The Group

The group, the Center for Urban School Improvement, consisted of AmeriCorp and VISTA members working for under-served school communities in west and South Chicago.

The Program

We held a discussion inspired by Langston Hughes' poem, "Theme for English B." I had hoped to explore two themes: 1) how we present ourselves to, and are described by, each other, and 2) the effects those phenomena have on the relationship of education/service.

The group consisted of 15-20 members and took place in an elementary school which is home to one of the group's staffing sites.

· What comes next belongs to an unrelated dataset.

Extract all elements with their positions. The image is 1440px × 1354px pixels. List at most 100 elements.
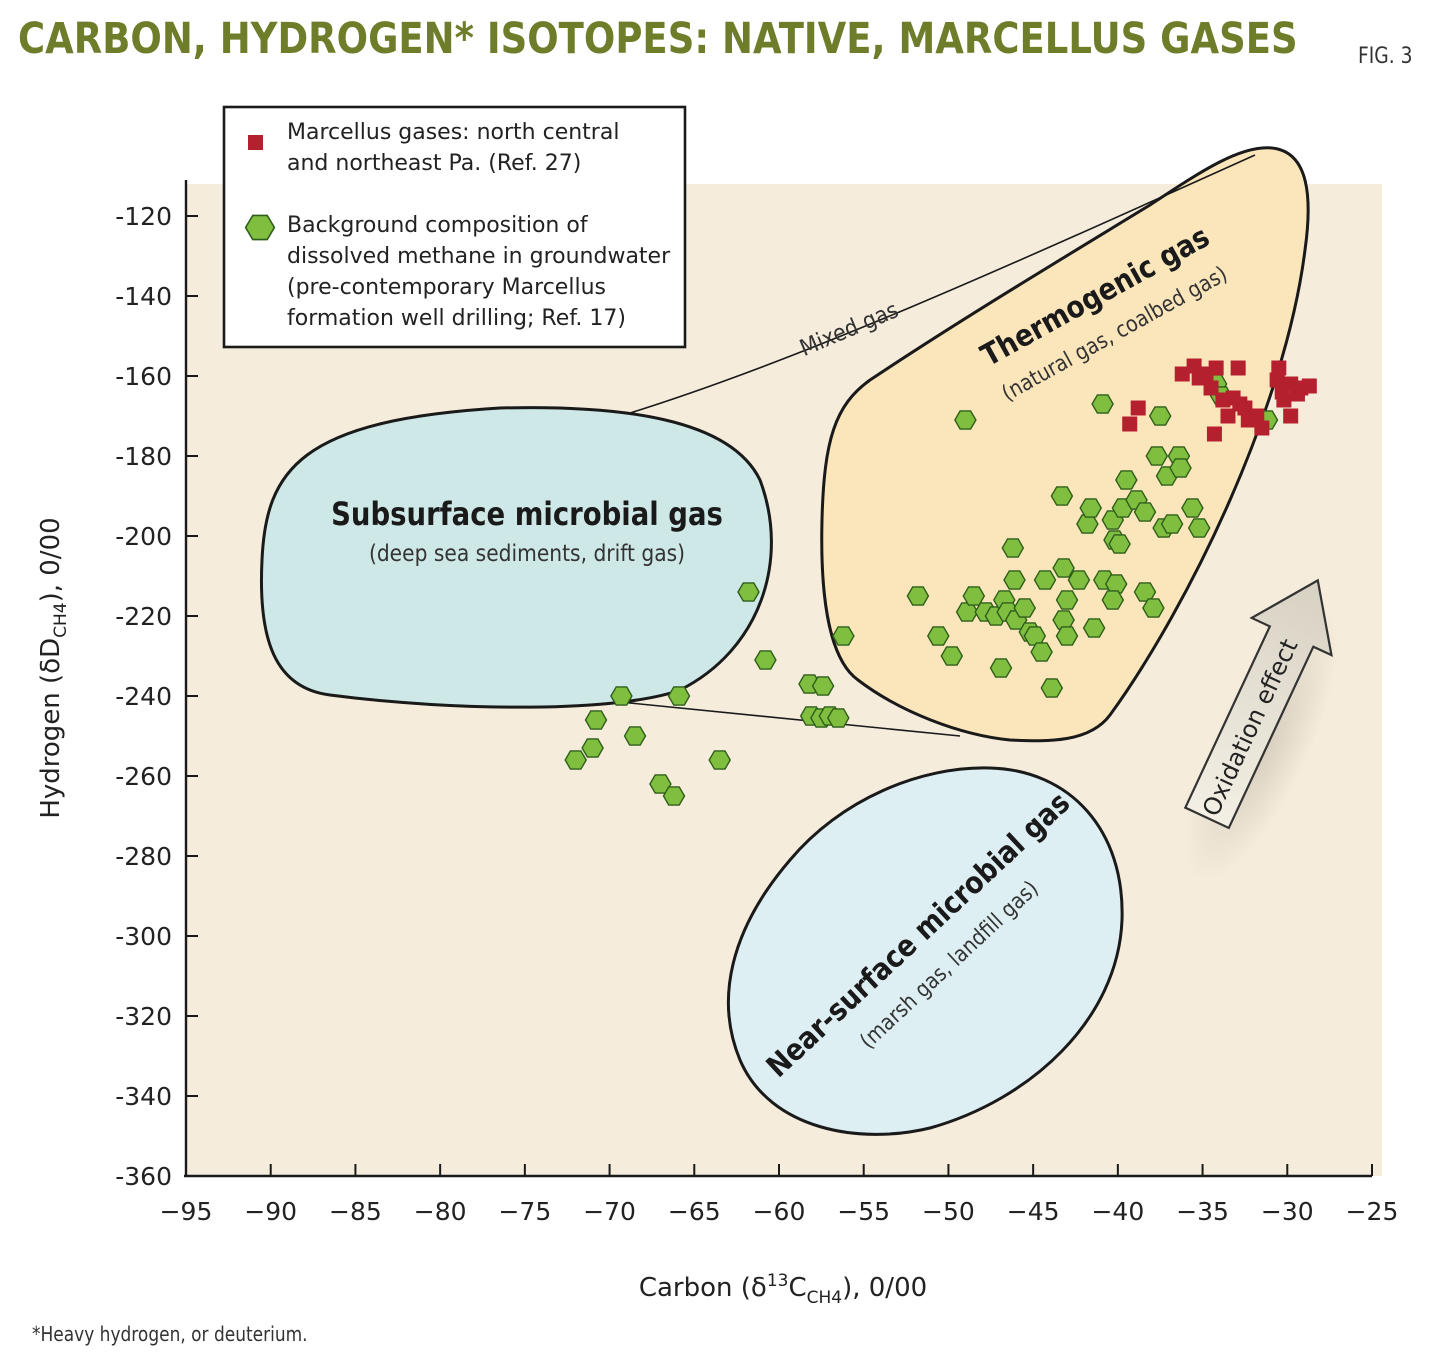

As it was the first meeting of this group's conversation series, I asked members to first introduce themselves by offering to us their most important characteristics. After reading the poem aloud, we reflected on why people chose the characteristics they did and began a discussion of why Langston Hughes describes himself in the way he does at the outset of the poem. We then explored the barriers, and grounds for connection, which Langston's self-description creates.

Next Time

The poem inspired a very strong discussion in which nearly every member of the large group played an active role. It also functioned well as a lead-off reading for the series as conversation about members' introductions of themselves worked well with the themes raised by Hughes' introduction of himself to his instructor in the poem.

For this discussion I had paired the Hughes poem with an excerpt from Adam Smith's Theory of Moral Sentiments which describes Smith's feelings about the relationship of compassion/pity across difference. I would split up these readings in the future and let the poem stand alone.